Sometomes an “internet Firewall” application can slow download speeds substantially while they block and scan every last byte coming through. I don’t know of recent ones, however, that would put that much of a load on the computer.
Check the driver settings sometimes you can set it to Auto, sometimes Auto makes it go slower then if you actually put in 54gbs. Also if the router is set to be B & G signals, sometimes a B device can slow down all other traffic, I would set it to G only unless you need B.

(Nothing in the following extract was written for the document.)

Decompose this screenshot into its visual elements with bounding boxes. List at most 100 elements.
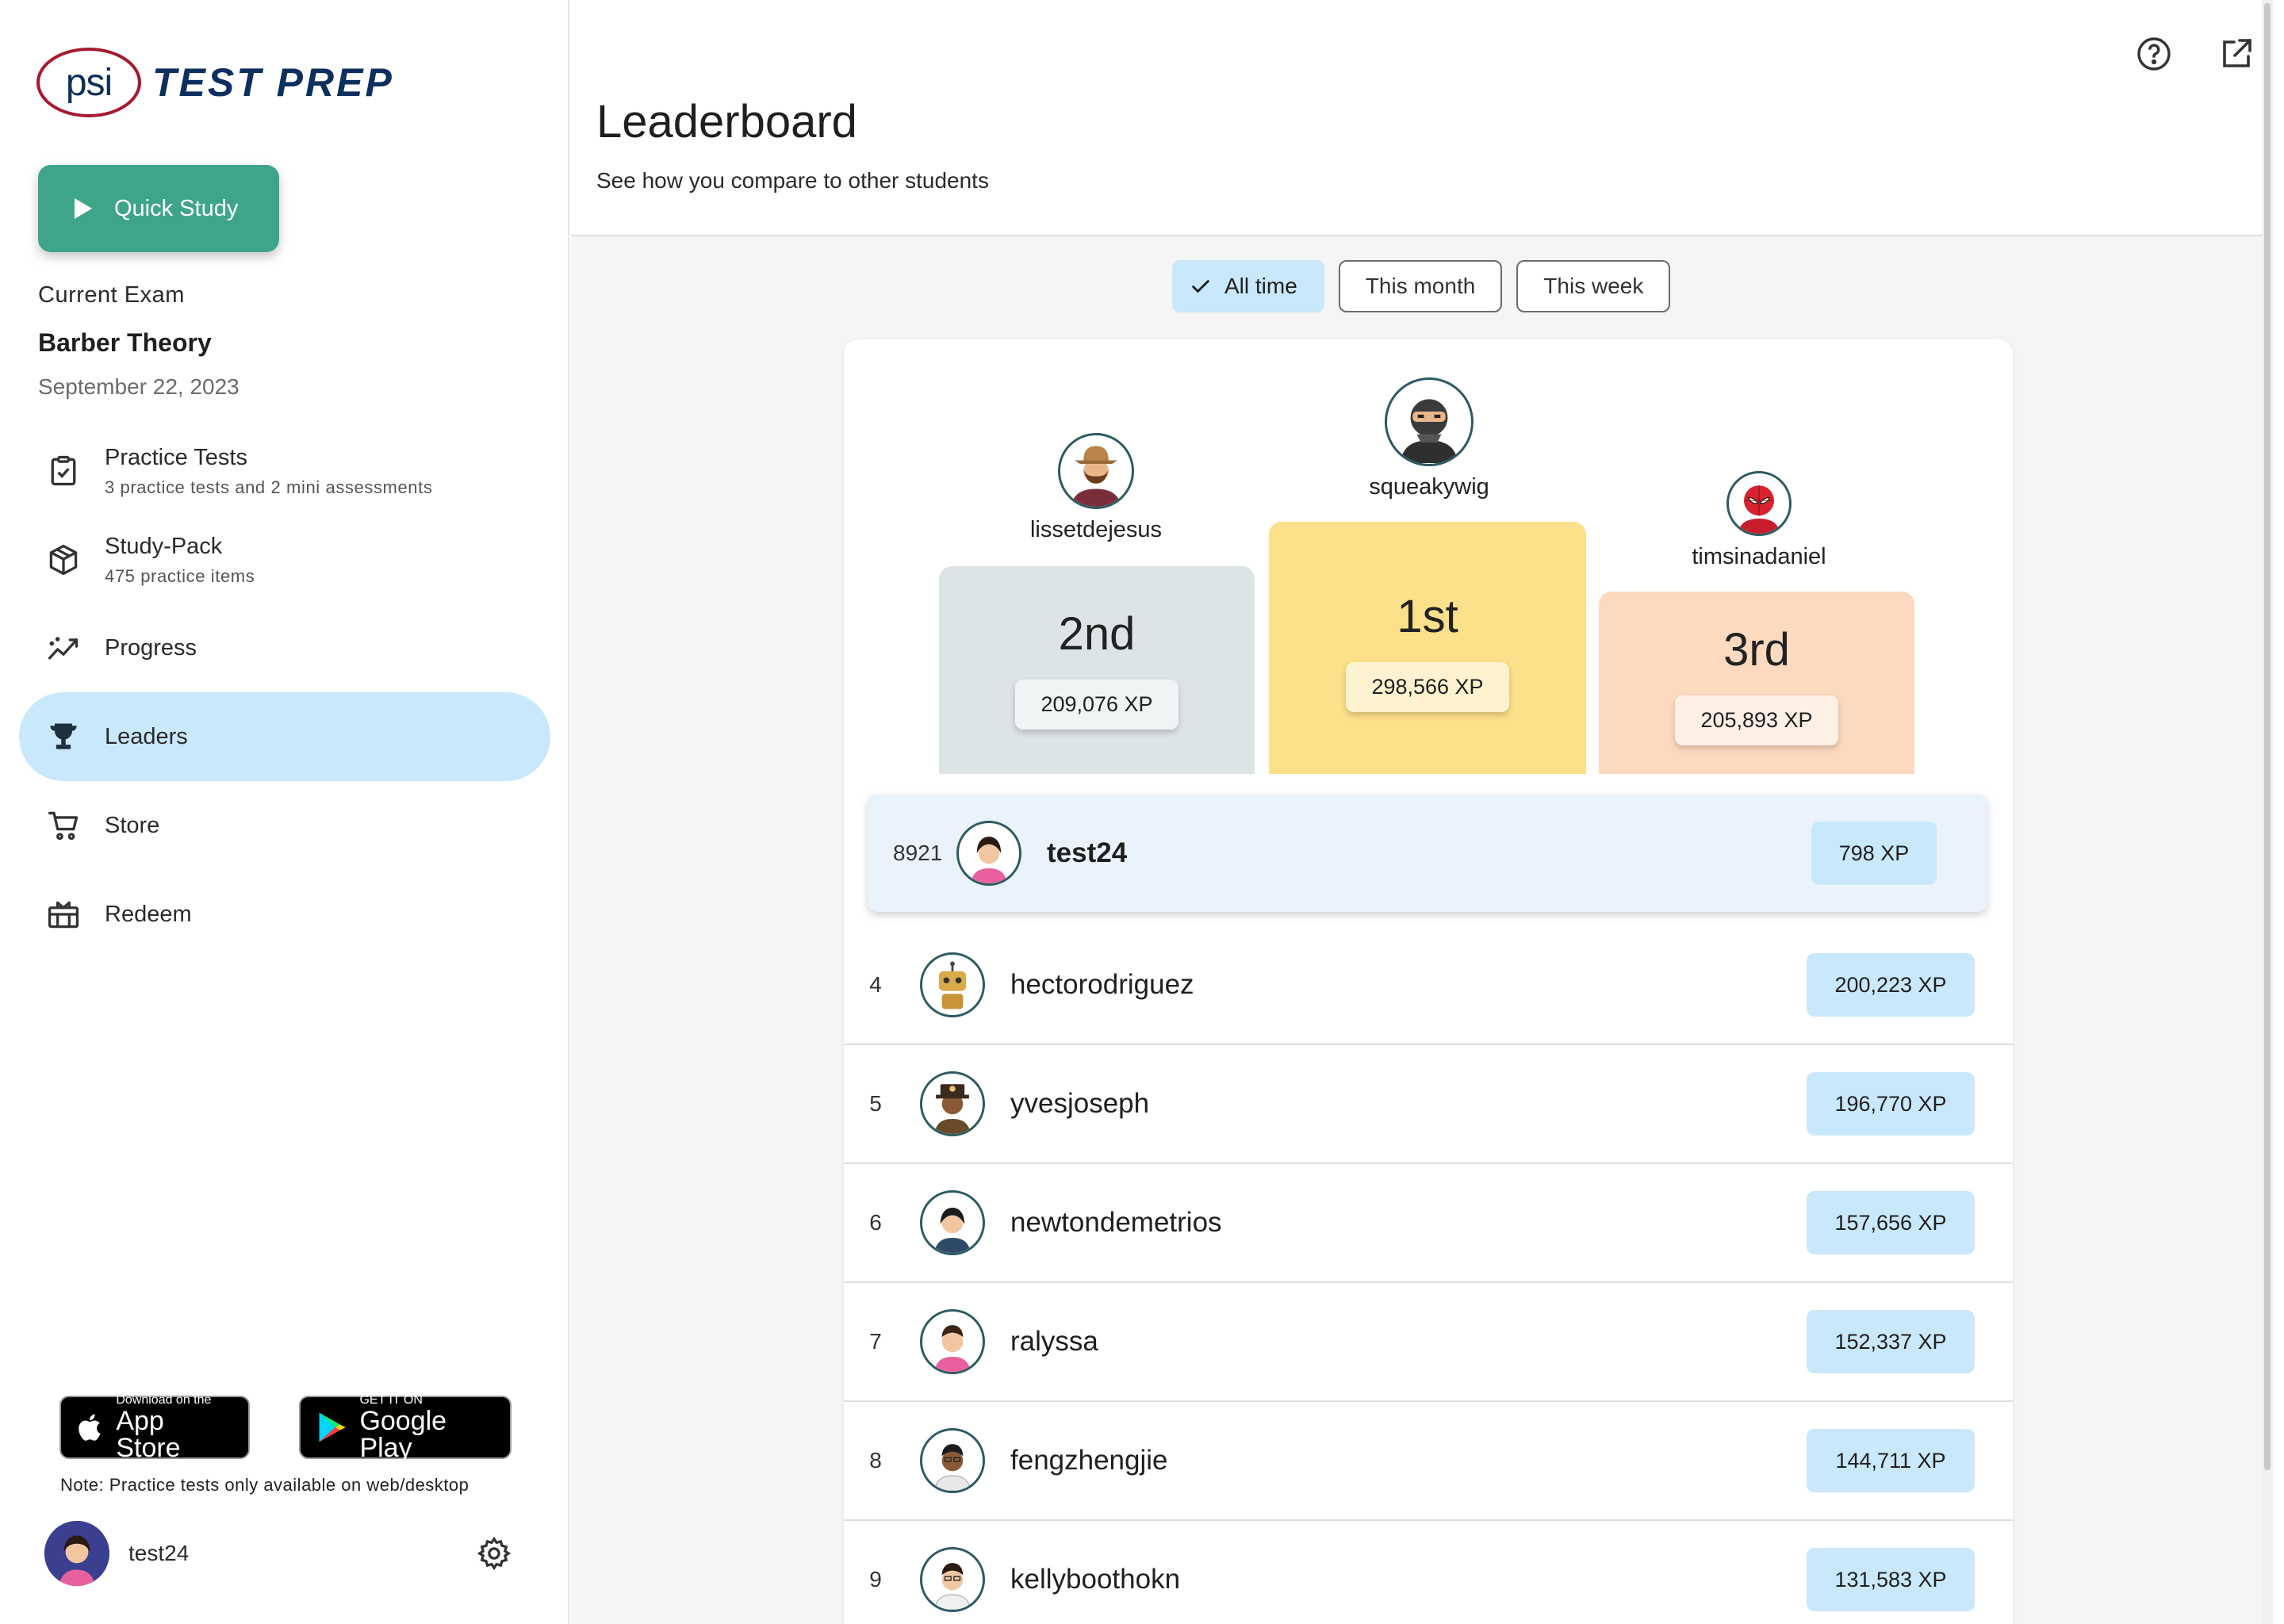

Also flash it with DD-WRT if it is compatible, with that you can set QoS (Quality of Service) which can make a certain computer always get more bandwidth than the others, or even a particular service such as a P2P program or a game. Check the logs for packet collisons, the router may not even be set up properly. DD-WRT also lets you change the frame burst interval as well as signal strength.
And of course check out all apps running on both machines
Malware Adbytes worked great. Found 68 messed up registry files. She was flabbergasted as to how Norton missed that. I may just get her to uninstall it yet!
I’d check the “Link Speed & Duplex” setting on her Ethernet Card (right-click via Device Manager, Advanced tab). Our IT support desk finds users all the time who have somehow changed it from the preferred “Auto Detect” to a slower speed.
Go under the network properties in control panel and check the link speed and duplex. If it is set to auto-negotiate you may want to try just hard coding it to 100 full duplex.